In other analyses, researchers correctly identified 80% of relapsers by using cut-off values based on the medial frontal cluster volumes.

THREE CLINICAL IMPLICATIONS

There are important clinical implications to the findings. First, MRI volume assessment of medial frontal and posterior parietal-occipital brain regions could be developed as neural markers for identifying alcoholic patients at highest risk of relapse and treatment failure.

Second, use of such neural markers in clinical assessment could inform treatment planning by prescribing tailored interventions to improve brain atrophy and linked function early in abstinence in alcoholics at greatest risk of relapse.

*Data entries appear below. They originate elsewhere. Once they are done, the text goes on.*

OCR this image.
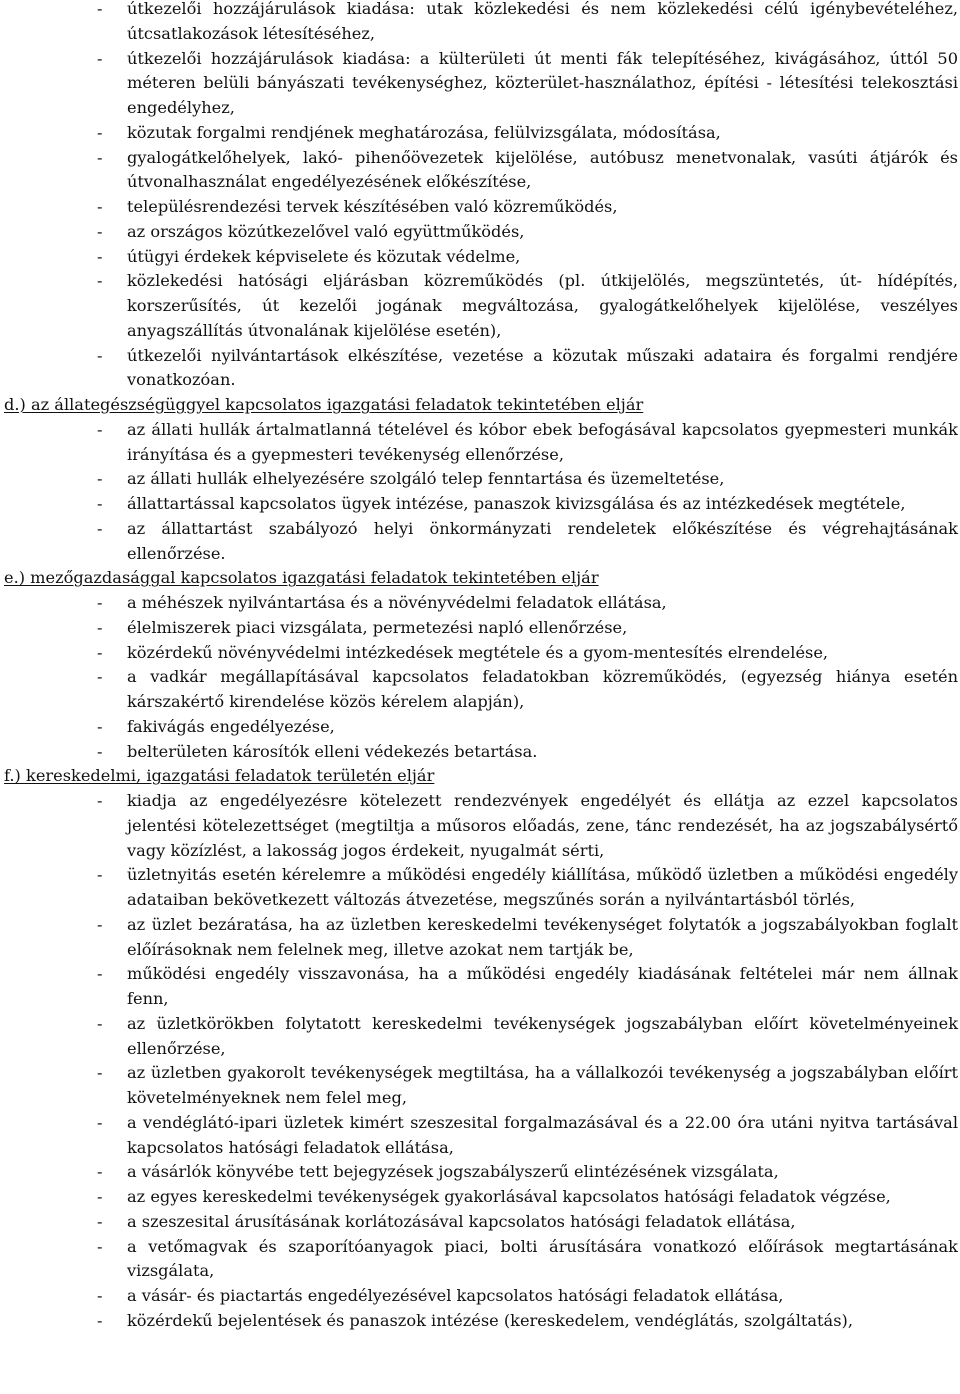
-	útkezelői hozzájárulások kiadása: utak közlekedési és nem közlekedési célú igénybevételéhez, útcsatlakozások létesítéséhez,
-	útkezelői hozzájárulások kiadása: a külterületi út menti fák telepítéséhez, kivágásához, úttól 50 méteren belüli bányászati tevékenységhez, közterület-használathoz, építési - létesítési telekosztási engedélyhez,
-	közutak forgalmi rendjének meghatározása, felülvizsgálata, módosítása,
-	gyalogátkelőhelyek, lakó- pihenőövezetek kijelölése, autóbusz menetvonalak, vasúti átjárók és útvonalhasználat engedélyezésének előkészítése,
-	településrendezési tervek készítésében való közreműködés,
-	az országos közútkezelővel való együttműködés,
-	útügyi érdekek képviselete és közutak védelme,
-	közlekedési hatósági eljárásban közreműködés (pl. útkijelölés, megszüntetés, út- hídépítés, korszerűsítés, út kezelői jogának megváltozása, gyalogátkelőhelyek kijelölése, veszélyes anyagszállítás útvonalának kijelölése esetén),
-	útkezelői nyilvántartások elkészítése, vezetése a közutak műszaki adataira és forgalmi rendjére vonatkozóan.
d.) az állategészségüggyel kapcsolatos igazgatási feladatok tekintetében eljár
-	az állati hullák ártalmatlanná tételével és kóbor ebek befogásával kapcsolatos gyepmesteri munkák irányítása és a gyepmesteri tevékenység ellenőrzése,
-	az állati hullák elhelyezésére szolgáló telep fenntartása és üzemeltetése,
-	állattartással kapcsolatos ügyek intézése, panaszok kivizsgálása és az intézkedések megtétele,
-	az állattartást szabályozó helyi önkormányzati rendeletek előkészítése és végrehajtásának ellenőrzése.
e.) mezőgazdasággal kapcsolatos igazgatási feladatok tekintetében eljár
-	a méhészek nyilvántartása és a növényvédelmi feladatok ellátása,
-	élelmiszerek piaci vizsgálata, permetezési napló ellenőrzése,
-	közérdekű növényvédelmi intézkedések megtétele és a gyom-mentesítés elrendelése,
-	a vadkár megállapításával kapcsolatos feladatokban közreműködés, (egyezség hiánya esetén kárszakértő kirendelése közös kérelem alapján),
-	fakivágás engedélyezése,
-	belterületen károsítók elleni védekezés betartása.
f.) kereskedelmi, igazgatási feladatok területén eljár
-	kiadja az engedélyezésre kötelezett rendezvények engedélyét és ellátja az ezzel kapcsolatos jelentési kötelezettséget (megtiltja a műsoros előadás, zene, tánc rendezését, ha az jogszabálysértő vagy közízlést, a lakosság jogos érdekeit, nyugalmát sérti,
-	üzletnyitás esetén kérelemre a működési engedély kiállítása, működő üzletben a működési engedély adataiban bekövetkezett változás átvezetése, megszűnés során a nyilvántartásból törlés,
-	az üzlet bezáratása, ha az üzletben kereskedelmi tevékenységet folytatók a jogszabályokban foglalt előírásoknak nem felelnek meg, illetve azokat nem tartják be,
-	működési engedély visszavonása, ha a működési engedély kiadásának feltételei már nem állnak fenn,
-	az üzletkörökben folytatott kereskedelmi tevékenységek jogszabályban előírt követelményeinek ellenőrzése,
-	az üzletben gyakorolt tevékenységek megtiltása, ha a vállalkozói tevékenység a jogszabályban előírt követelményeknek nem felel meg,
-	a vendéglátó-ipari üzletek kimért szeszesital forgalmazásával és a 22.00 óra utáni nyitva tartásával kapcsolatos hatósági feladatok ellátása,
-	a vásárlók könyvébe tett bejegyzések jogszabályszerű elintézésének vizsgálata,
-	az egyes kereskedelmi tevékenységek gyakorlásával kapcsolatos hatósági feladatok végzése,
-	a szeszesital árusításának korlátozásával kapcsolatos hatósági feladatok ellátása,
-	a vetőmagvak és szaporítóanyagok piaci, bolti árusítására vonatkozó előírások megtartásának vizsgálata,
-	a vásár- és piactartás engedélyezésével kapcsolatos hatósági feladatok ellátása,
-	közérdekű bejelentések és panaszok intézése (kereskedelem, vendéglátás, szolgáltatás),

Third, data in the study supports the development of pharmacological and other neural therapies which promote neurogenesis and cell proliferation to increase grey-matter volume in critical regions, to cut risk of relapse and promote recovery from alcoholism.

Addiction Today note: Castle Craig Hospital in Scotland is ahead of the game here in that it has installed an oxygen hyperbaric chamber as part of its “neurogenesis wellness programme”which it is now developing.

Association of frontal and posterior cortical gray matter volume with time to alcohol relapse is a 10-page research paper published in AJP in Advance (doi:10.1176/appi.ajp.2010.10020233).